Effects of brass coating and nano-SiO2 coating on steel fiber–matrix interfacial properties of cement-based composite

Abstract

This study focused on the effects of steel fiber coatings on the interfacial properties of a fiber-reinforced cement-based composite. The impact of a brass coating on the interface between the steel fibers and cement matrix was examined, and the improvement effects of a nano-SiO2 coating and nano-SiO2 powder on both the microstructure and interfacial bond properties were compared. A chemical simulation experiment was designed to analyze the brass coating state in a cement hydration environment. The backscattered electron image analysis (BSE-IA) method was used to conduct quantitative analyses of the calcium hydroxide (CH), porosity, and unhydrated cement (UHC) to investigate the microstructure of the fiber–matrix interfacial transition zone (ITZ). Pull-out tests were conducted to determine the interfacial bond performance, and scanning electron microscopy (SEM) and energy dispersive spectroscopy (EDS) were used for micro-observation and element analyses.
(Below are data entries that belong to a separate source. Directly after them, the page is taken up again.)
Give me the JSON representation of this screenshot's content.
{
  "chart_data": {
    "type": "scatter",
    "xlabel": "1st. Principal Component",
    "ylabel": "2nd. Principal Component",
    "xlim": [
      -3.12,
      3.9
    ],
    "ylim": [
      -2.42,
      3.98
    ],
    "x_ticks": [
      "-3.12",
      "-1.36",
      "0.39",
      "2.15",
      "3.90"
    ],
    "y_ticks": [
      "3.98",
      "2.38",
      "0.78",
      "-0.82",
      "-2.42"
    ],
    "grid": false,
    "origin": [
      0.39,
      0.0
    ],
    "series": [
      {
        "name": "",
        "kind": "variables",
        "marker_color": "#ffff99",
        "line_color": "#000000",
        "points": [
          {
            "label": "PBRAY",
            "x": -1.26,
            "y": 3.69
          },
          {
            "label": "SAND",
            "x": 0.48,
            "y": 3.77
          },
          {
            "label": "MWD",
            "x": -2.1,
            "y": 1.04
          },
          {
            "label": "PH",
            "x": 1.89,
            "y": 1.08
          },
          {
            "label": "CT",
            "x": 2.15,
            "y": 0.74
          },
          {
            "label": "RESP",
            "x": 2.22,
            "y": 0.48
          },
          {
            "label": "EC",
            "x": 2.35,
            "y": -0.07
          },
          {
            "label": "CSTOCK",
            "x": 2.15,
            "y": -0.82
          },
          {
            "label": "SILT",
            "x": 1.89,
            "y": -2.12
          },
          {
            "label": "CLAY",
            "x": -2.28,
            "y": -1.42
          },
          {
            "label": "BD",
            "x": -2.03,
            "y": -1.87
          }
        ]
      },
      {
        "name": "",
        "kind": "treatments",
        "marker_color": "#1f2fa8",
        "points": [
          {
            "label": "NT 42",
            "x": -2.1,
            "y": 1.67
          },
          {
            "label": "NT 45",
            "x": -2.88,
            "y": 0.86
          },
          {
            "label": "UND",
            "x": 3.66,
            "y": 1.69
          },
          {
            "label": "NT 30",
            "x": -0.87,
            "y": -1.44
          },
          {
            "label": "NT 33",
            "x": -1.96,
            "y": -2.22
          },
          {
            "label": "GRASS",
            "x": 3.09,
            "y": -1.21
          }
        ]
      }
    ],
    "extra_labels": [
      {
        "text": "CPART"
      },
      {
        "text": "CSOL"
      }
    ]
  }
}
The results indicated that because of the destruction of the coating structure and the aggregation of CH caused by the dezincification of the brass in a cement hydration environment, the brass coating did not improve (but weakened) the interfacial microstructure and bond performance. Adding the nano-SiO2 powder directly was a useful method for achieving microstructure densification and defect reduction in both the ITZ and bulk paste, while the nano-SiO2 coating provided a more targeted improvement in the fiber–matrix ITZ, particularly near the fibers, leading to a more effective enhancement of the bond performance.